The climate science is clear and 100 per cent agreed – any sceptical views have been fully debunked and the best climate modeling keeps being found to have been very accurate in retrospect, and these models are only getting better with time.  However, it is less clear what any specific asset owner can and should do about this, and so we set out to establish a framework for what that starts to look like (and please do read the full set of recommendations for all the specific steps that are outlined in full that resulted from our analysis and work).

The number one recommendation we arrived at for the fund was for it to seek to become 100 per cent sustainable by 2030, with an accompanying definition of what that means specifically. We recognise this is a significant ask, but it will be vital to achieve in order to best protect the financial interests of beneficiaries.

Also, through my initial suggestion the concept of minimum standards emerged as a way of baking divestment into the investment process.

We mostly take for granted that there are food or product safety minimum standard requirements that go into what we eat or consume, yet for whatever reason we don’t have minimum standards on what we invest in.

Surely it makes sense to have minimum standards on what we own as well, so that when both engagement and the business case are seen to have failed, large asset owners and others so minded aren’t left stuck holding onto losers to the detriment of beneficiaries.

There is a history of this sort of risk of passive being missed, including by NYSCRF, most recently in the early 2010s when they were a large holder of Peabody Energy, which traded at $70 a share before proceeding to go bankrupt without a mechanism for protecting shareholder value up until it fell out of the S&P500.  Surely there’s a better way, and the work of Norges Bank is a clear example of this sort of application of minimum standards in practice today that all asset owners can take from.

Minimum standards then become an opportunity to bake divestment into any investment process, while satisfying both engagement focused asset owners, as well as those who focus on divestment and it is exciting to see this emerge in the public discourse through these recommendations.

In addition, our recommendations as a panel called for a specific climate-focused program and resources for such an effort.  In general, we find asset owners are resource challenged in general and especially on sustainability initiatives, but this needs to change or the best people involved may not be necessarily incentivised to stay.  It is one thing to build a solid plan that protects and enhances shareholder value surrounding issues of climate and sustainability, and another to execute that plan well.  Education and proper incentives are therefore also important to establish across all of NYSCRF, so that the urgency of implementing our recommendations are understood.

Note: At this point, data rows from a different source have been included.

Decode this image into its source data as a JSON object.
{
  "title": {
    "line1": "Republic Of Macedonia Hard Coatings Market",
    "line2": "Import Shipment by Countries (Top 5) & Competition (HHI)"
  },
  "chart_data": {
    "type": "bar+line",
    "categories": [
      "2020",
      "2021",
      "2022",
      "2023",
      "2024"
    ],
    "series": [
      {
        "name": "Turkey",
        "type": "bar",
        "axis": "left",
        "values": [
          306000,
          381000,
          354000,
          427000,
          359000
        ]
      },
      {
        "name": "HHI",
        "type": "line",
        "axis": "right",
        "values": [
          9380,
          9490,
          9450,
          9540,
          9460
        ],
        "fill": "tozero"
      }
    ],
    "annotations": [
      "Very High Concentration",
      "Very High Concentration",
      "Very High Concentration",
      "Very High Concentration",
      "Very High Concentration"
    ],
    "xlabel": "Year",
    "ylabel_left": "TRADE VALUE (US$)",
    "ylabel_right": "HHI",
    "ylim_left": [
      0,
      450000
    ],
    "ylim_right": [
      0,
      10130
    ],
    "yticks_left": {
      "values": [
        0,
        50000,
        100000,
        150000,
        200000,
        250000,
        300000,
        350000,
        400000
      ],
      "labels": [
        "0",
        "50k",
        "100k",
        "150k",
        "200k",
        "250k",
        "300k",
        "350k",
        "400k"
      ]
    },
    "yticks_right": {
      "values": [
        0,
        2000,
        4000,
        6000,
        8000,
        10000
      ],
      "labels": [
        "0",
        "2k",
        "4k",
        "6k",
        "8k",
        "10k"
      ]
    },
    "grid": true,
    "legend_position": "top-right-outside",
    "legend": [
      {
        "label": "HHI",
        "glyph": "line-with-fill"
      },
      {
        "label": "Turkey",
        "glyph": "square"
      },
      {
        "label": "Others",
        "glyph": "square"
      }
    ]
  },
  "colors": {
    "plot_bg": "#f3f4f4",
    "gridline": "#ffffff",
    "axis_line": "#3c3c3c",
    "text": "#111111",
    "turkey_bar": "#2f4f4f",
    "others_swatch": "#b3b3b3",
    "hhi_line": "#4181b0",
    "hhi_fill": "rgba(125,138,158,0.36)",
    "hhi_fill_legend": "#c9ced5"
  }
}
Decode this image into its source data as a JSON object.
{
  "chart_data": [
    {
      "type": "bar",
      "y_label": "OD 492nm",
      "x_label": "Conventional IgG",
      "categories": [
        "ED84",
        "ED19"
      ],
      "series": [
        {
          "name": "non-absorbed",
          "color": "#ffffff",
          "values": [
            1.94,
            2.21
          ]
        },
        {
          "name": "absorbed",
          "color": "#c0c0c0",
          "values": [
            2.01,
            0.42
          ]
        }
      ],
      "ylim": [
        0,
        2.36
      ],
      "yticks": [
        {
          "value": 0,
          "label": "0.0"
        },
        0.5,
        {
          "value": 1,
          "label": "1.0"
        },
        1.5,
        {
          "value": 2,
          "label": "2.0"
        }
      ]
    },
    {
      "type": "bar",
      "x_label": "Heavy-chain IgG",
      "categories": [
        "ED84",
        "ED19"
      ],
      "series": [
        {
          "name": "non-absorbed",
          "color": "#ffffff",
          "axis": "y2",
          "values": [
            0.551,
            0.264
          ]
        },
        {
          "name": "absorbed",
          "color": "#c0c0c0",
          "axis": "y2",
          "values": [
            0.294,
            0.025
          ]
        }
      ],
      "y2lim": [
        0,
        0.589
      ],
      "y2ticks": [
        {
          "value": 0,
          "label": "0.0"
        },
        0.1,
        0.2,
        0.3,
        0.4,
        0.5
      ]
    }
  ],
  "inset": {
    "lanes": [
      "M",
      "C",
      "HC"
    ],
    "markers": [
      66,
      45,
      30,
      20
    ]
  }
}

We also make clear in the recommendations that what have become somewhat understandable tendencies towards passive approaches being taken by asset owners to public equity allocations now need to be questioned, especially perhaps given future concerns on issues of transition risk, whether it’s due to the rise of electric cars, or utilities going bankrupt, or due to various potential forms of future stranded assets or the implementation of future policies.

Overall, the recommendations speak for themselves and for the panelists as a group, so please do read them, think about them, and most of all adapt and adopt them.  It has been an honor to serve the Comptroller and his team; they have a lot of work to do, and so do we all.

 

Cary Krosinsky was a member of the New York State Common Decarbonization Advisory Panel, set up to advise the Comptroller, as trustee of the $209.1 billion New York State Common Retirement Fund, on how best to mitigate investment risks stemming from climate change and maximise opportunities from the new, low-carbon economy.